# Gigging Charter



## Trafficman (Apr 12, 2010)

Hello and yes I am new to the forums here. Just moved here and wanted to charter a gigging trip for flounder for my wife and I. Never did this before so rookie is not the word for it.. LOL Please respond and yes boat has to be nice size cause I am a big man..

Jeff


----------



## Trafficman (Apr 12, 2010)

Ok I have checked everyday to see if someone would take us flounder gigging. Paying for the trip is no problem. We have never been and wanted to see what it was like. If you have it in your heart to take to rookies and show us a good time gigging email me at [email protected]

Jeff


----------



## Catchin Hell (Oct 9, 2007)

Bump! I realize he didn't promise to leave the bananas at home, but he's dangling a carrot that sounds like a good deal for someone.


----------



## Splittine (Nov 24, 2007)

Dont take it to heart if you dont hook up with someone. Gigging spots are very secretive around here. Its nothing personal people are just very protective of their gigging. Goodluck on the find.


----------



## bbb (Jun 18, 2008)

I'm probably too far East, but I can take you out of the Tallahassee area.


----------



## triguy7 (Mar 22, 2008)

Good lucking rig!


----------



## Trafficman (Apr 12, 2010)

Thanks and I will get in touch with you when I go over to Madison, Florida to visit family. Wife wanted to try it and best I found on the net was in Jacksonville but she don"t leave her dogs for 24 hours. Please send me a email at [email protected] and we shall stay in touch. 

Jeff


----------



## Trafficman (Apr 12, 2010)

Thanks for the replies and I understanding fishing spots. I will always hire a boat before I own one .. LOL Wife wanted to try flounder gigging and I prefer back water river fishing with a cricket and no waves.. I did read about the Swoop out of destin and took her offshore the other day.
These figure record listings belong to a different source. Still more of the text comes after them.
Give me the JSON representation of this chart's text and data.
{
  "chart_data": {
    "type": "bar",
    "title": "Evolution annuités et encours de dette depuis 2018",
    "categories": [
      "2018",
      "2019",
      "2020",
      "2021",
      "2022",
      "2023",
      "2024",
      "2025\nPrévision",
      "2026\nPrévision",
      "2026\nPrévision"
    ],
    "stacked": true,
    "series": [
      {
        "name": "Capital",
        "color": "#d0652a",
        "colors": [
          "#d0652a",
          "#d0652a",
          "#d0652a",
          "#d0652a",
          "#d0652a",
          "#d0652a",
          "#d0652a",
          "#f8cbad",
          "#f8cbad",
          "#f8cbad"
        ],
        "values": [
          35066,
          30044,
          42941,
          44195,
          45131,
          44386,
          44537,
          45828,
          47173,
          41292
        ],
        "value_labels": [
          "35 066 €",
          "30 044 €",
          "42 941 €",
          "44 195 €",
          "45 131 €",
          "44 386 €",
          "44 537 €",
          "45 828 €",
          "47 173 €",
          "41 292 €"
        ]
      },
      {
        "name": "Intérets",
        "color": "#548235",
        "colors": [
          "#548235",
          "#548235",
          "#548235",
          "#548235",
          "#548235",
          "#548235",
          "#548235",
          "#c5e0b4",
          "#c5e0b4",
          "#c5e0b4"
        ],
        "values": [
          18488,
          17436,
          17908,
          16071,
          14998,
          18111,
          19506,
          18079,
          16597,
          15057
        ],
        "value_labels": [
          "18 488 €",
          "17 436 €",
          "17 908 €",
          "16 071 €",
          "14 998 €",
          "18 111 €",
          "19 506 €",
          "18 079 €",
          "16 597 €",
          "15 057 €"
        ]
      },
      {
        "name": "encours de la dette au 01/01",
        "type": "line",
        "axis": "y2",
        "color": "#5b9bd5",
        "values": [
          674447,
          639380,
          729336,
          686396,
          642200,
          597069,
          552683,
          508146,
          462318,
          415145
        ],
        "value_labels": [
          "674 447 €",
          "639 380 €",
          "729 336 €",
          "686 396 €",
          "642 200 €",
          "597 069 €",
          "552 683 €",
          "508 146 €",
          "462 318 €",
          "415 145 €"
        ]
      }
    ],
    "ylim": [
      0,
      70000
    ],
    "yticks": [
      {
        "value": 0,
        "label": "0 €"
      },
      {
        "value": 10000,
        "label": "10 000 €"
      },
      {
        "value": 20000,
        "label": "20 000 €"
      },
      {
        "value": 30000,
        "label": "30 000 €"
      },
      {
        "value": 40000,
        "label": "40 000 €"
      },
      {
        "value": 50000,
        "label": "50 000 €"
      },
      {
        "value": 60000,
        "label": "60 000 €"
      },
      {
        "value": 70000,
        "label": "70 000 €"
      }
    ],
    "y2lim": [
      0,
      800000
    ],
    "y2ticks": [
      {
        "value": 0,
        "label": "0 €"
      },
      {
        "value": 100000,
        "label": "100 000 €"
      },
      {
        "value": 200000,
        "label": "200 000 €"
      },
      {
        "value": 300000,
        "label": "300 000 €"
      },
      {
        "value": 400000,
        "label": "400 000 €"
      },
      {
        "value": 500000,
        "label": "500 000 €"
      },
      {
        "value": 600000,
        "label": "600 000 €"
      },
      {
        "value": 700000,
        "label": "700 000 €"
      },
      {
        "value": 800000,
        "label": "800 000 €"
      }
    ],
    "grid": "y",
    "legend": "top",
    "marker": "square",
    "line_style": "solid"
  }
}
Caught 4 fish and gave them away.. LOL ... I will be doing a lot of fishing because she loves to fish even if its in a mud puddle... I see over 900 people have looked at this post and not even one has been willing to take us local. Just something we wanted to try one time.

Jeff


----------



## Catchin Hell (Oct 9, 2007)

Just remember, of the 900 readers, there's probably not 25 among them that target flounder. Additionally, flounder boats are generally two person (average sized)operations, so having three people on board will slim the 25 number down to 1 or 2 with craft large enough to take you guys out and still float in skinny water. JMHO


----------



## bbb (Jun 18, 2008)

Email sent.


----------



## gig head (Apr 26, 2009)

nice rig BBB


----------



## Trafficman (Apr 12, 2010)

WOW!!!! I see why everyone likes to flounder gig... I would like to thank a young man from Jay and I will call him Mr. J...!!! We went out last night and kicked the lights on and gigged 6 flounder and 3 sheepshead... Its a different world out there but the wind was a killer.. I understand why you got to have good eye sight... LOL Again thanks to the post on here someone did let me try it for the first time. Will I go and buy a boat and start flounder gigging.. Dont think this is something my wife will do because she dont like waiting to see a fish... LOL Once again thanks for all the input.... If someone is going out and wants a fill in or extra hand just email me because I had a blast.

Jeff


----------



## tjwareusmc (Jul 10, 2008)

Sounds like you guys had a fun time! I have been one time and I only got 2 and I have been wanting to go again ever since!


----------



## X-Shark (Oct 3, 2007)

This is how it starts. 

Then a boat....Then 12V Lights, Then a generator and Halogen lights, Then a quieter
generator and HPS Lights.

Get Ready to spend some money. Ha!

Brother and I were talking about going...but that wind has been to high and from the wrong direction for us.


----------



## Trafficman (Apr 12, 2010)

Good thing I have a wife that says spend money on fishing and not hunting... Last time she said that I went and bought my 4x4 ATV... I did have a blast and it was fun... All cleaned and ready to go again. I will think about sleep later on.... LOL

Jeff


----------



## Sea~N~Red (May 16, 2010)

Jeff, Glad you enjoyed your trip! hopefully next time the wind will let up and let us go to some other (secret spots) ....lol we had a ok night for the conditions .. hopefully some of these other people will share some more info with you but for the first trip of the year we didn't do so bad! always remember (give a man a fish he eats for a day! Teach him to fish he can eat for a lifetime!) Thanks again and hopefully we can do it again ! Team Sea~N~Red ... Justin Nowling


----------



## Sea~N~Red (May 16, 2010)

Jeff, when you get ready to buy a boat let me know I may beready to sale mine! all you would need to do is hook it up and go fishing and you could start at the top...as the one guy said usually 12V then a generator then a quiet generator ..... thats where I'm at and I'm gonna get that extended run fuel tank working properly you could be in a turn key boat!


----------



## Catchin Hell (Oct 9, 2007)

Uh oh! Two PFF lifers have just been created.:shedevil Now I've got the itch to go...


----------



## Trafficman (Apr 12, 2010)

Hiya Justin and thanks again for all the fun.. Felt like I had a hang over with three hours of sleep before going outside this morning. Fish cleaned and I am having some of them today. We can talk boat little later maybe.. LOL Hey watch the wind and if you see a good night just call.. Just like before I got it covered !!! Looked at 10 homes and feel in love with one so not sure right now about buying a boat just yet. LOL BTW thanks again for being so kind and showing me what flounder gigging is like. 

Jeff


----------